Es ist zwar richtig, das eine Bewirtschaftung erfolgen "muss".
Aber das Muss ist nicht das Amen in der Kirche.
Vertu dich da mal nicht.

Und dann geht  es los wenn man sich geeignigt hat.
Nachtangelverbot, Anfütterverbot, Personenzahlbegrenzung, 3/ 4 Schutzgebiet, Winterangelverbot, Sommerangelverbot usw.

Ich hab da so einige Geschichten gehört wenn es um Pachtgewässer im Ruhrgebiet geht.

Im Übrigen, die Kollegen an der Elbe(?) (ein Beitrag dazu ist auch hier im Forum) die Wissen nun wie es läuft. Mal eben Ruckzuck Gewässerstrecke gesperrt (in Planung, fortgeschrittene Stufe)


----------



## cyprinusbarbus (27. November 2012)

*AW: Wie steht Ihr zu der Fusion VDSF / DAV*

Wenn man hinter jedem Busch einen "grünen Teufel" vermutet und sich nicht auf die Naturschutzverbände zubewegt, werden die uns auf Kurz oder lang eh überrennen.
Nicht immer alles so negativ sehen.... man muß halt mal versuchen, positive Beispiele für ein Miteinander zu schaffen, das könnte doch ein positives Leitbild ergeben !


tight lines
Tom


----------



## Sharpo (27. November 2012)

*AW: Wie steht Ihr zu der Fusion VDSF / DAV*



cyprinusbarbus schrieb:


> Wenn man hinter jedem Busch einen "grünen Teufel" vermutet und sich nicht auf die Naturschutzverbände zubewegt, werden die uns auf Kurz oder lang eh überrennen.
> Nicht immer alles so negativ sehen.... man muß halt mal versuchen, positive Beispiele für ein Miteinander zu schaffen, das könnte doch ein positives Leitbild ergeben !
> 
> 
> ...



Naja, es ist halt Realität.
Es wird sich ja in NRW mit NABU etc. an einem Tisch gesetzt etc..
Dennoch resultieren daraus immer noch grosse Einschränkungen für uns Angler.

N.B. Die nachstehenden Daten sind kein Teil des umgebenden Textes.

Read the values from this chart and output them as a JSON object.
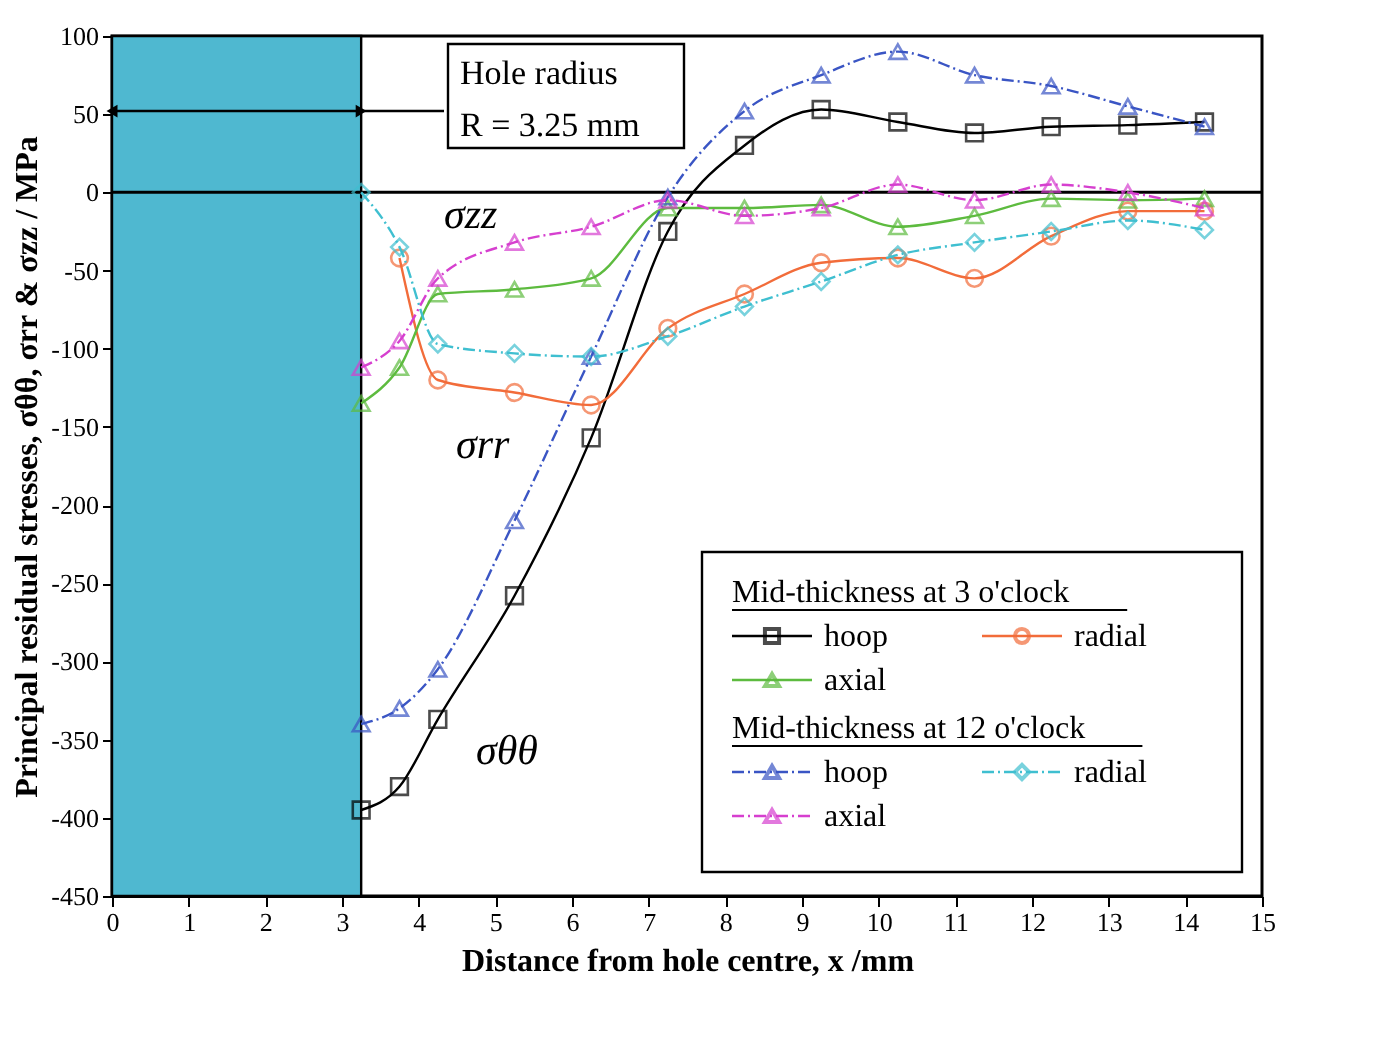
{
  "chart_data": {
    "type": "line",
    "xlabel": "Distance from hole centre, x /mm",
    "ylabel": "Principal residual stresses, σθθ, σrr & σzz / MPa",
    "x": [
      3.25,
      3.75,
      4.25,
      5.25,
      6.25,
      7.25,
      8.25,
      9.25,
      10.25,
      11.25,
      12.25,
      13.25,
      14.25
    ],
    "series": [
      {
        "name": "hoop",
        "color": "#000000",
        "marker": "square",
        "line_style": "solid",
        "values": [
          -395,
          -380,
          -337,
          -258,
          -157,
          -25,
          30,
          53,
          45,
          38,
          42,
          43,
          45
        ]
      },
      {
        "name": "radial",
        "color": "#f26c3a",
        "marker": "circle",
        "line_style": "solid",
        "values": [
          null,
          -42,
          -120,
          -128,
          -136,
          -87,
          -65,
          -45,
          -42,
          -55,
          -28,
          -12,
          -12
        ]
      },
      {
        "name": "axial",
        "color": "#5dbb3f",
        "marker": "triangle",
        "line_style": "solid",
        "values": [
          -135,
          -112,
          -65,
          -62,
          -55,
          -10,
          -10,
          -8,
          -22,
          -15,
          -4,
          -5,
          -4
        ]
      },
      {
        "name": "hoop",
        "color": "#3a55c4",
        "marker": "triangle",
        "line_style": "dashed",
        "values": [
          -340,
          -330,
          -305,
          -210,
          -105,
          -3,
          52,
          75,
          90,
          75,
          68,
          55,
          42
        ]
      },
      {
        "name": "radial",
        "color": "#3fbfd0",
        "marker": "diamond",
        "line_style": "dashed",
        "values": [
          0,
          -35,
          -97,
          -103,
          -105,
          -92,
          -73,
          -57,
          -40,
          -32,
          -25,
          -18,
          -24
        ]
      },
      {
        "name": "axial",
        "color": "#d63fcf",
        "marker": "triangle",
        "line_style": "dashed",
        "values": [
          -112,
          -95,
          -55,
          -32,
          -22,
          -5,
          -15,
          -10,
          5,
          -5,
          5,
          0,
          -10
        ]
      }
    ],
    "xlim": [
      0,
      15
    ],
    "xticks": [
      0,
      1,
      2,
      3,
      4,
      5,
      6,
      7,
      8,
      9,
      10,
      11,
      12,
      13,
      14,
      15
    ],
    "ylim": [
      -450,
      100
    ],
    "yticks": [
      -450,
      -400,
      -350,
      -300,
      -250,
      -200,
      -150,
      -100,
      -50,
      0,
      50,
      100
    ],
    "bands": [
      {
        "axis": "x",
        "from": 0,
        "to": 3.25,
        "color": "#4fb8d0"
      }
    ],
    "ref_lines": [
      {
        "axis": "y",
        "value": 0,
        "color": "#000000"
      }
    ],
    "annotations": [
      {
        "text": "Hole radius\nR = 3.25 mm",
        "x": 3.25,
        "y": 52
      },
      "Mid-thickness at 3 o'clock",
      "Mid-thickness at 12 o'clock",
      "σzz",
      "σrr",
      "σθθ"
    ],
    "legend": "bottom right",
    "grid": false
  }
}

Und es immer wieder  ein harter Kampf um Einschränkungen abzuwehren.


----------



## antonio (27. November 2012)

*AW: Wie steht Ihr zu der Fusion VDSF / DAV*



cyprinusbarbus schrieb:


> Wenn man hinter jedem Busch einen "grünen Teufel" vermutet und sich nicht auf die Naturschutzverbände zubewegt, werden die uns auf Kurz oder lang eh überrennen.
> Nicht immer alles so negativ sehen.... man muß halt mal versuchen, positive Beispiele für ein Miteinander zu schaffen, das könnte doch ein positives Leitbild ergeben !
> 
> 
> ...



da muß man keinen grünen teufel vermuten.
und wenn so ein naturschutzverband gegen nen kleinen angelverein antritt bei ner pachtbewerbung/auschreibung, was glaubst du was da rauskommt, alleine durch die finanziellen möglichkeiten.
und mit dem "zusammenschluß" mehrerer vereine zum pachten, wird es meist auch nix,ehe die sich einig sind, war jemand schneller der nicht erst x leute/vereine unter einen hut bringen muß.
nenn mir einen grund, warum ein naturschutzverein/verband sich um nen angelverein kümmern soll, wenn er den kuchen alleine haben kann?

antonio


----------



## cyprinusbarbus (27. November 2012)

*AW: Wie steht Ihr zu der Fusion VDSF / DAV*

hat wohl leider keinen Sinn , das ich mir hier den Mund fusselig rede/schreibe .........

tight lines
Tom


----------



## cyprinusbarbus (27. November 2012)

*AW: Wie steht Ihr zu der Fusion VDSF / DAV*

Was ist euch denn lieber ? Eingeschränktes Angeln oder gar kein Angeln ?


tight lines
Tom


----------



## smithie (27. November 2012)

*AW: Wie steht Ihr zu der Fusion VDSF / DAV*

@Tom: 
Die Ausgangssituation ist:
Vereinsmitglieder können angeln gehen und einige sind mit dem Verband unzufrieden.
Mit der Aussicht auf welche konkrete Verbesserung für die einzelnen Vereinsmitglieder willst Du das Risiko verkaufen, zukünftig evt. nicht mehr so an den Gewässern angeln zu können, wie bisher?


----------



## Thomas9904 (27. November 2012)

*AW: Wie steht Ihr zu der Fusion VDSF / DAV*

Die wenigsten machen sich klar, dass weder NABU noch BUND regional oder lokal finanzstark sind. 
Im Gegensatz zu den Angelvereinen..


----------



## Sharpo (27. November 2012)

*AW: Wie steht Ihr zu der Fusion VDSF / DAV*



cyprinusbarbus schrieb:


> Was ist euch denn lieber ? Eingeschränktes Angeln oder gar kein Angeln ?
> 
> 
> tight lines
> Tom



Das Argument führt der VDSf bzw. die Landesverbände auch immer an.  

Lieber ein Nachtangelverbot als gar kein Angeln.
Lieber 80% der Gewässerstrecke gesperrt als gar kein Angeln mehr.

usw.    

|kopfkrat


----------



## Sharpo (27. November 2012)

*AW: Wie steht Ihr zu der Fusion VDSF / DAV*



Thomas9904 schrieb:


> Die wenigsten machen sich klar, dass weder NABU noch BUND regional oder lokal finanzstark sind.
> Im Gegensatz zu den Fischereivereinen..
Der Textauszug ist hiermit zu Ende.